GTD control and perspective

The Mind Is For Having Ideas, Not Holding Them may be the best half hour executive summary of David Allen’s Getting Things Done method.

Nobody has “fulfill destiny as a human being on this planet” on their to do list, but ultimately that is what it boils down to.

The requirements: Control & Perspective.


  • Capture what has your attention
  • Clarify if this needs action, if so, what done means and what doing looks like
  • Organize these commitments and decisions in a trusted system
  • Reflect on best way to engage, decide on next action
  • Engage, do it

This approach to getting things under control applies to multiple levels of perspective:


  • Purpose
  • Principles your rules of engagement
  • Goals 12-18 month horizon
  • Responsibilities 4-7 areas to maintain
  • Projects things to finish within a year
  • Actions things to do

And don’t expect to stay in control but get thrown off multiple times each day.
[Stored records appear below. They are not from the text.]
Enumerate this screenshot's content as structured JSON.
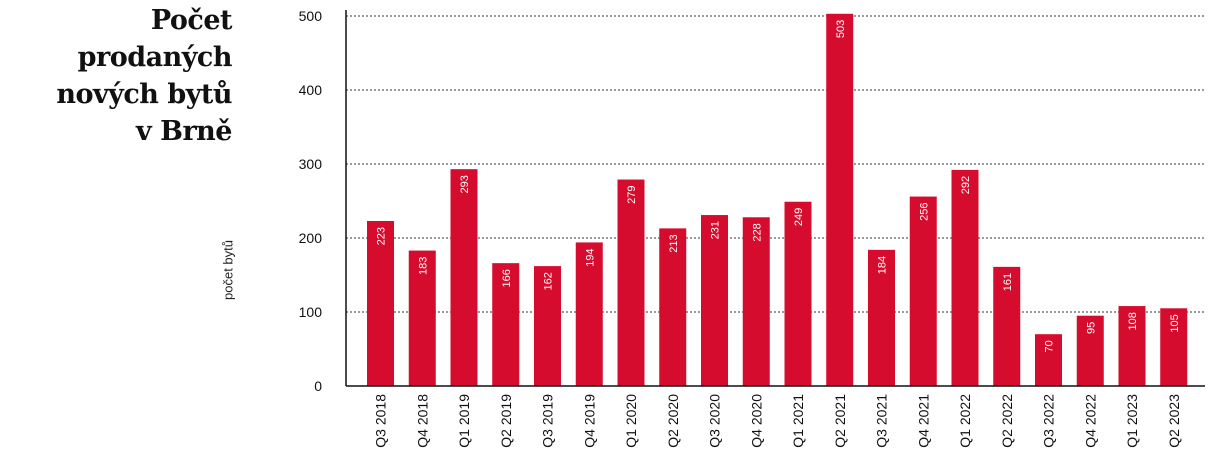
{
  "chart_data": {
    "type": "bar",
    "title": "Počet prodaných nových bytů v Brně",
    "title_lines": [
      "Počet prodaných",
      "nových bytů",
      "v Brně"
    ],
    "xlabel": "",
    "ylabel": "počet bytů",
    "ylim": [
      0,
      500
    ],
    "yticks": [
      0,
      100,
      200,
      300,
      400,
      500
    ],
    "grid": "horizontal dotted",
    "bar_color": "#d50c2d",
    "categories": [
      "Q3 2018",
      "Q4 2018",
      "Q1 2019",
      "Q2 2019",
      "Q3 2019",
      "Q4 2019",
      "Q1 2020",
      "Q2 2020",
      "Q3 2020",
      "Q4 2020",
      "Q1 2021",
      "Q2 2021",
      "Q3 2021",
      "Q4 2021",
      "Q1 2022",
      "Q2 2022",
      "Q3 2022",
      "Q4 2022",
      "Q1 2023",
      "Q2 2023"
    ],
    "values": [
      223,
      183,
      293,
      166,
      162,
      194,
      279,
      213,
      231,
      228,
      249,
      503,
      184,
      256,
      292,
      161,
      70,
      95,
      108,
      105
    ]
  }
}
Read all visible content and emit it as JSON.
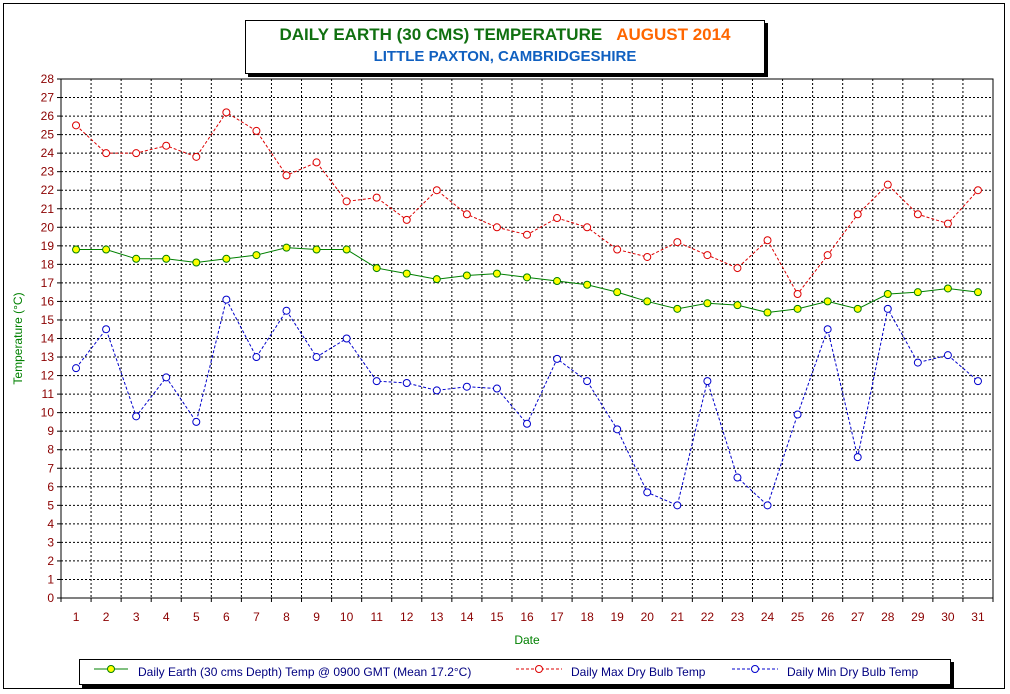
{
  "title": {
    "main": "DAILY EARTH (30 CMS) TEMPERATURE",
    "period": "AUGUST 2014",
    "subtitle": "LITTLE PAXTON, CAMBRIDGESHIRE"
  },
  "colors": {
    "earth": "#008000",
    "earth_marker": "#ffff00",
    "max": "#dd0000",
    "min": "#0000cc",
    "tick": "#8b0000",
    "axis_title": "#008000"
  },
  "chart_data": {
    "type": "line",
    "xlabel": "Date",
    "ylabel": "Temperature (°C)",
    "ylim": [
      0,
      28
    ],
    "ytick_step": 1,
    "grid": true,
    "legend_position": "bottom",
    "x": [
      1,
      2,
      3,
      4,
      5,
      6,
      7,
      8,
      9,
      10,
      11,
      12,
      13,
      14,
      15,
      16,
      17,
      18,
      19,
      20,
      21,
      22,
      23,
      24,
      25,
      26,
      27,
      28,
      29,
      30,
      31
    ],
    "series": [
      {
        "name": "Daily Earth (30 cms Depth) Temp @ 0900 GMT (Mean 17.2°C)",
        "style": "solid-green-yellow-markers",
        "values": [
          18.8,
          18.8,
          18.3,
          18.3,
          18.1,
          18.3,
          18.5,
          18.9,
          18.8,
          18.8,
          17.8,
          17.5,
          17.2,
          17.4,
          17.5,
          17.3,
          17.1,
          16.9,
          16.5,
          16.0,
          15.6,
          15.9,
          15.8,
          15.4,
          15.6,
          16.0,
          15.6,
          16.4,
          16.5,
          16.7,
          16.5
        ]
      },
      {
        "name": "Daily Max Dry Bulb Temp",
        "style": "dashed-red-open-markers",
        "values": [
          25.5,
          24.0,
          24.0,
          24.4,
          23.8,
          26.2,
          25.2,
          22.8,
          23.5,
          21.4,
          21.6,
          20.4,
          22.0,
          20.7,
          20.0,
          19.6,
          20.5,
          20.0,
          18.8,
          18.4,
          19.2,
          18.5,
          17.8,
          19.3,
          16.4,
          18.5,
          20.7,
          22.3,
          20.7,
          20.2,
          22.0
        ]
      },
      {
        "name": "Daily Min Dry Bulb Temp",
        "style": "dashed-blue-open-markers",
        "values": [
          12.4,
          14.5,
          9.8,
          11.9,
          9.5,
          16.1,
          13.0,
          15.5,
          13.0,
          14.0,
          11.7,
          11.6,
          11.2,
          11.4,
          11.3,
          9.4,
          12.9,
          11.7,
          9.1,
          5.7,
          5.0,
          11.7,
          6.5,
          5.0,
          9.9,
          14.5,
          7.6,
          15.6,
          12.7,
          13.1,
          11.7
        ]
      }
    ]
  }
}
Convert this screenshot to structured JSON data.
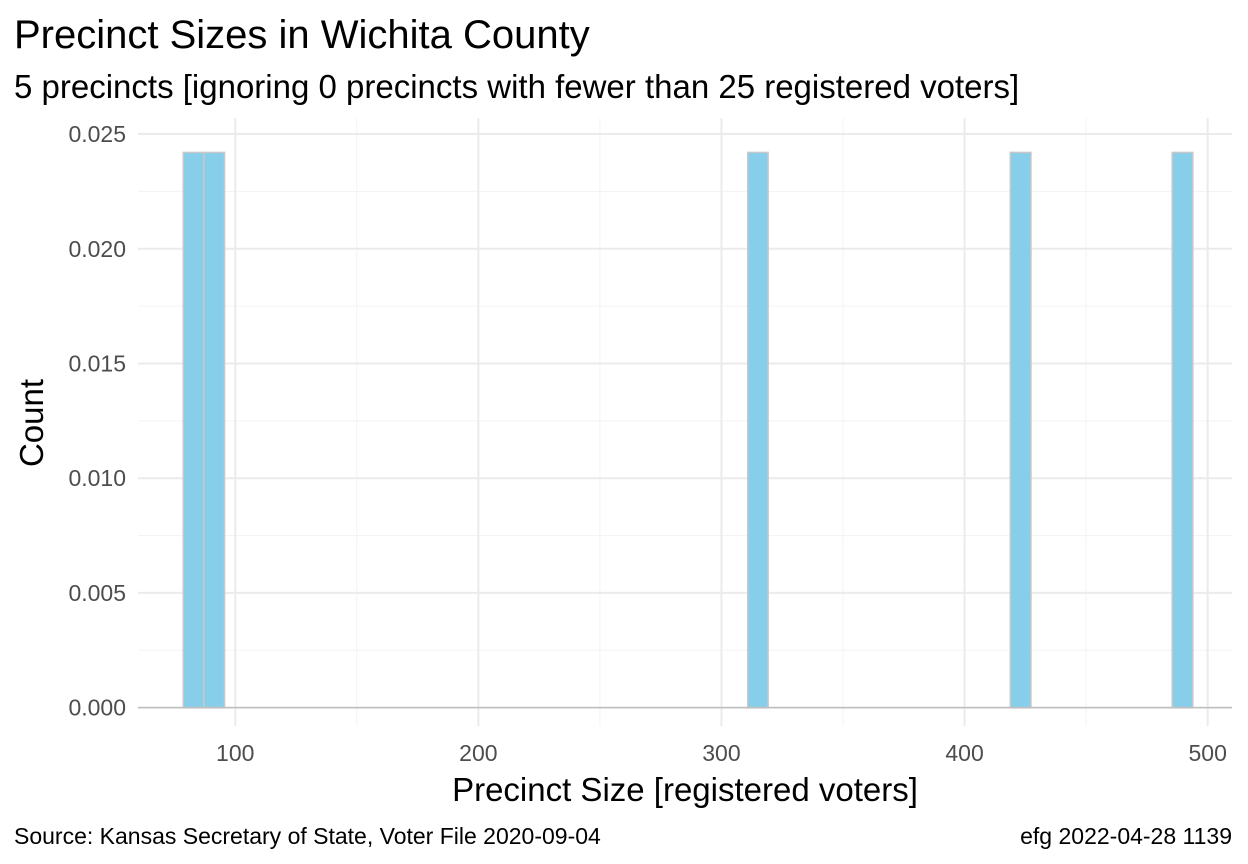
{
  "title": "Precinct Sizes in Wichita County",
  "subtitle": "5 precincts [ignoring 0 precincts with fewer than 25 registered voters]",
  "caption_left": "Source:  Kansas Secretary of State, Voter File  2020-09-04",
  "caption_right": "efg 2022-04-28 1139",
  "colors": {
    "bar_fill": "#87CEEB",
    "bar_outline": "#C8C8C8",
    "grid_major": "#EBEBEB",
    "grid_minor": "#F3F3F3",
    "baseline": "#BEBEBE",
    "tick_text": "#4D4D4D"
  },
  "chart_data": {
    "type": "bar",
    "title": "Precinct Sizes in Wichita County",
    "subtitle": "5 precincts [ignoring 0 precincts with fewer than 25 registered voters]",
    "xlabel": "Precinct Size [registered voters]",
    "ylabel": "Count",
    "xlim": [
      60,
      510
    ],
    "ylim": [
      -0.0008,
      0.0257
    ],
    "x_ticks": [
      100,
      200,
      300,
      400,
      500
    ],
    "y_ticks": [
      0.0,
      0.005,
      0.01,
      0.015,
      0.02,
      0.025
    ],
    "x_tick_labels": [
      "100",
      "200",
      "300",
      "400",
      "500"
    ],
    "y_tick_labels": [
      "0.000",
      "0.005",
      "0.010",
      "0.015",
      "0.020",
      "0.025"
    ],
    "grid": true,
    "bins": [
      {
        "x0": 78.6,
        "x1": 87.1,
        "value": 0.0242
      },
      {
        "x0": 87.1,
        "x1": 95.6,
        "value": 0.0242
      },
      {
        "x0": 310.8,
        "x1": 319.2,
        "value": 0.0242
      },
      {
        "x0": 418.8,
        "x1": 427.3,
        "value": 0.0242
      },
      {
        "x0": 485.4,
        "x1": 493.9,
        "value": 0.0242
      }
    ]
  }
}
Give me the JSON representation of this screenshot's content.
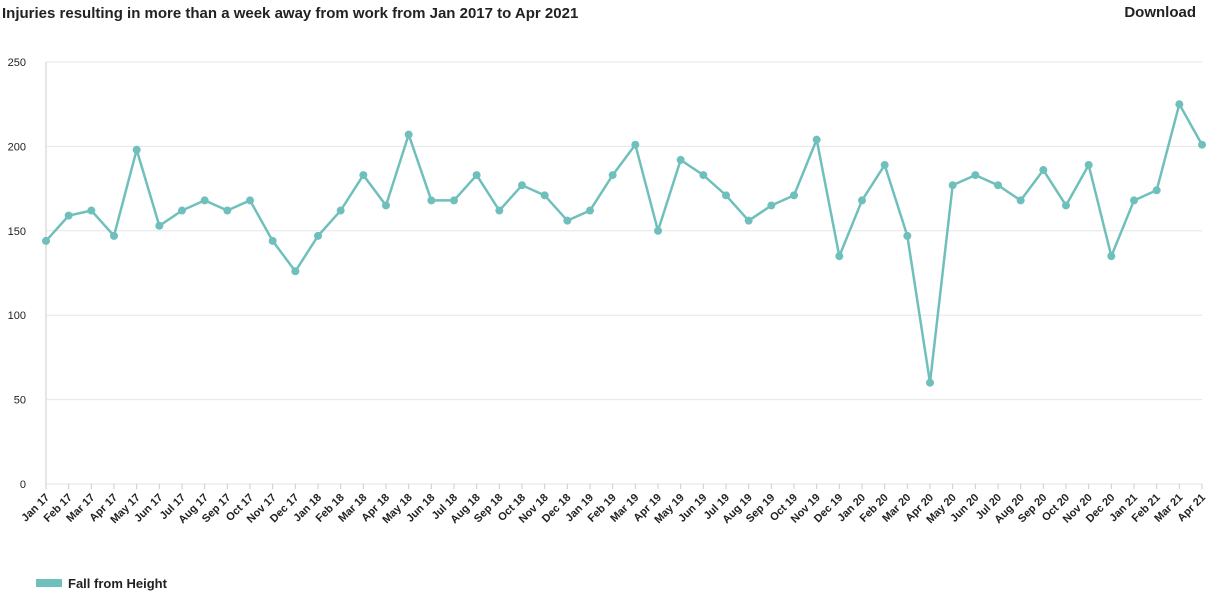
{
  "chart_data": {
    "type": "line",
    "title": "Injuries resulting in more than a week away from work from Jan 2017 to Apr 2021",
    "download": "Download",
    "categories": [
      "Jan 17",
      "Feb 17",
      "Mar 17",
      "Apr 17",
      "May 17",
      "Jun 17",
      "Jul 17",
      "Aug 17",
      "Sep 17",
      "Oct 17",
      "Nov 17",
      "Dec 17",
      "Jan 18",
      "Feb 18",
      "Mar 18",
      "Apr 18",
      "May 18",
      "Jun 18",
      "Jul 18",
      "Aug 18",
      "Sep 18",
      "Oct 18",
      "Nov 18",
      "Dec 18",
      "Jan 19",
      "Feb 19",
      "Mar 19",
      "Apr 19",
      "May 19",
      "Jun 19",
      "Jul 19",
      "Aug 19",
      "Sep 19",
      "Oct 19",
      "Nov 19",
      "Dec 19",
      "Jan 20",
      "Feb 20",
      "Mar 20",
      "Apr 20",
      "May 20",
      "Jun 20",
      "Jul 20",
      "Aug 20",
      "Sep 20",
      "Oct 20",
      "Nov 20",
      "Dec 20",
      "Jan 21",
      "Feb 21",
      "Mar 21",
      "Apr 21"
    ],
    "series": [
      {
        "name": "Fall from Height",
        "color": "#6fc0bc",
        "values": [
          144,
          159,
          162,
          147,
          198,
          153,
          162,
          168,
          162,
          168,
          144,
          126,
          147,
          162,
          183,
          165,
          207,
          168,
          168,
          183,
          162,
          177,
          171,
          156,
          162,
          183,
          201,
          150,
          192,
          183,
          171,
          156,
          165,
          171,
          204,
          135,
          168,
          189,
          147,
          60,
          177,
          183,
          177,
          168,
          186,
          165,
          189,
          135,
          168,
          174,
          225,
          201
        ]
      }
    ],
    "ylim": [
      0,
      250
    ],
    "yticks": [
      0,
      50,
      100,
      150,
      200,
      250
    ],
    "grid": true
  }
}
Notice it happening and regroup.

Good practice

  • Pay attention to what has your attention
  • Decide on desired outcomes and the actions required
  • Free your psyche with a trusted system
  • Teach what you need to learn the most
  • Share these ideas

Using GTD does tend to generate its own kind of busywork. Still, I find it true that the clarity that comes from this control and perspective is needed for finding the right way in and through the mess of work, art, life.